A better idea: a July or August signing period that would allow players who truly have made up their minds to end the process before their senior seasons. If the coach were to get fired, the players would have been warned on the National Letter-of-Intent they signed that they might endure a coaching change.
Also, if coaches want commitments that better resemble engagements, they'd better start holding sizable rocks when they propose. Some coaches pass out written scholarship offers like free hamburger coupons. Some offer more than 200 players for a 25-man class. The NCAA needs a rule that limits schools to 100 scholarship offers per academic year. The NCAA already limits the number of official visits each school can offer. Why not cap the amount of written offers? Then coaches might wait before extending an offer to a player who might leave them at the altar.
Sure, schools might just resort to more wink-wink, nudge-nudge scholarship offers to get around the rule, but consider this scenario. Imagine you're a highly touted recruit from Phoenix and you want to attend college in your home state. Arizona has extended one of its 100 written offers to you, while Arizona State has told you that a written offer is coming, but, for now, an oral offer will have to suffice. Where would you make your reservation? (This is not intended as a slight against Arizona State's staff, by the way. It's just an example. Feel free to substitute Cal and UCLA or Florida and Florida State if you'd like.)
Such a rule might solve some of the problems plaguing the recruiting process, but one issue highlighted during Brown's recruitment isn't going away. Butler, the cell phone company call center manager-turned-trainer who guided Brown through his recruitment, isn't the only handler out there. He's just one of the rare ones who elects to operate in the open. The New York Times has examined Butler and the NCAA has investigated him, but nothing anyone turned up -- not even the fact that Butler planned to charge for updates on Brown's recruitments -- convinced Brown that Butler didn't have his best interests at heart. "Without you," Brown said of Butler on Monday, "none of this would be possible."
Brown had a stable family and a respected high school coach, but he chose to let Butler handle his recruitment anyway. And, to Butler's credit, he has brought exposure to an area not known for producing BCS-level football players. He also has taken some significant lumps during the recruiting process. "It's been somewhat stressful, but I'm just thankful," Butler told SI.com Monday. "The thing that's most important to me is how the parents feel and how the kids feel. I've always had the support of all the parents of the kids I train. ... Nobody wants to hear unflattering things said about them, but I have faith in God. He has my back, and I'll let him judge me."

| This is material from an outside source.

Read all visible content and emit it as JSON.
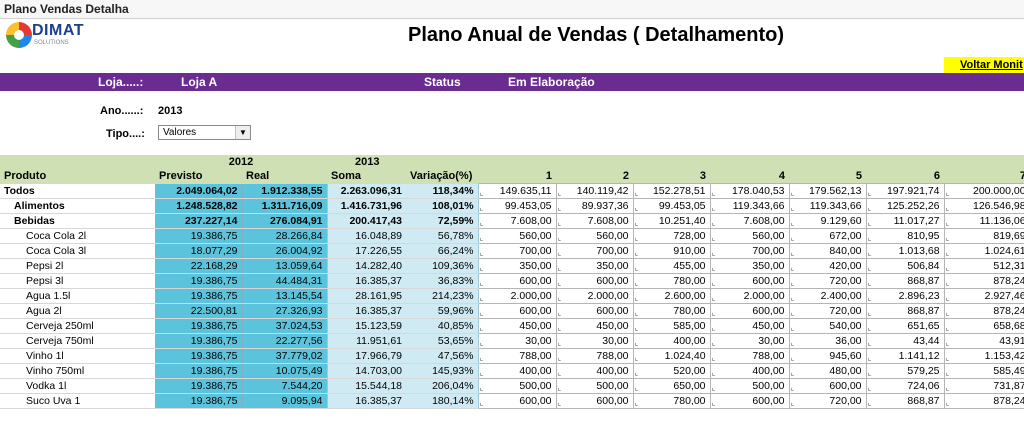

It will be interesting to see if Butler's Potential Players company has as much luck finding scholarships for players in the post-Brown era. Wichita has one of the best players in the 2010 class (Bishop Carroll quarterback Blake Bell), but Bell's father and his high school coachwill handle Bell's recruitment. Still, Butler said, plenty of parents have called him about training their sons. "It's definitely going up -- not down," Butler said. "I have kids calling me from third grade and up."
Many prospects have unstable families or coaches who aren't helpful, so they gravitate toward street agents or scam artists. Whereas Butler charges for training services, the street agents quietly shop players to colleges, hoping for a payday. The scam artists, meanwhile, soak unwitting parents by promising to publicize players through bogus all-star games or sham Web sites. Compared to those guys, the Brian Butlers of the world don't seem all that bad.
But his commitment process doesn't always have to be such a saga.
A few minutes before Brown revealed his choice, he made an admission. "It was like a roller-coaster ride," he said. "I didn't expect for it turn out like this." Hopefully, it worked out best for Brown. Hopefully, the rest of us learned something, too.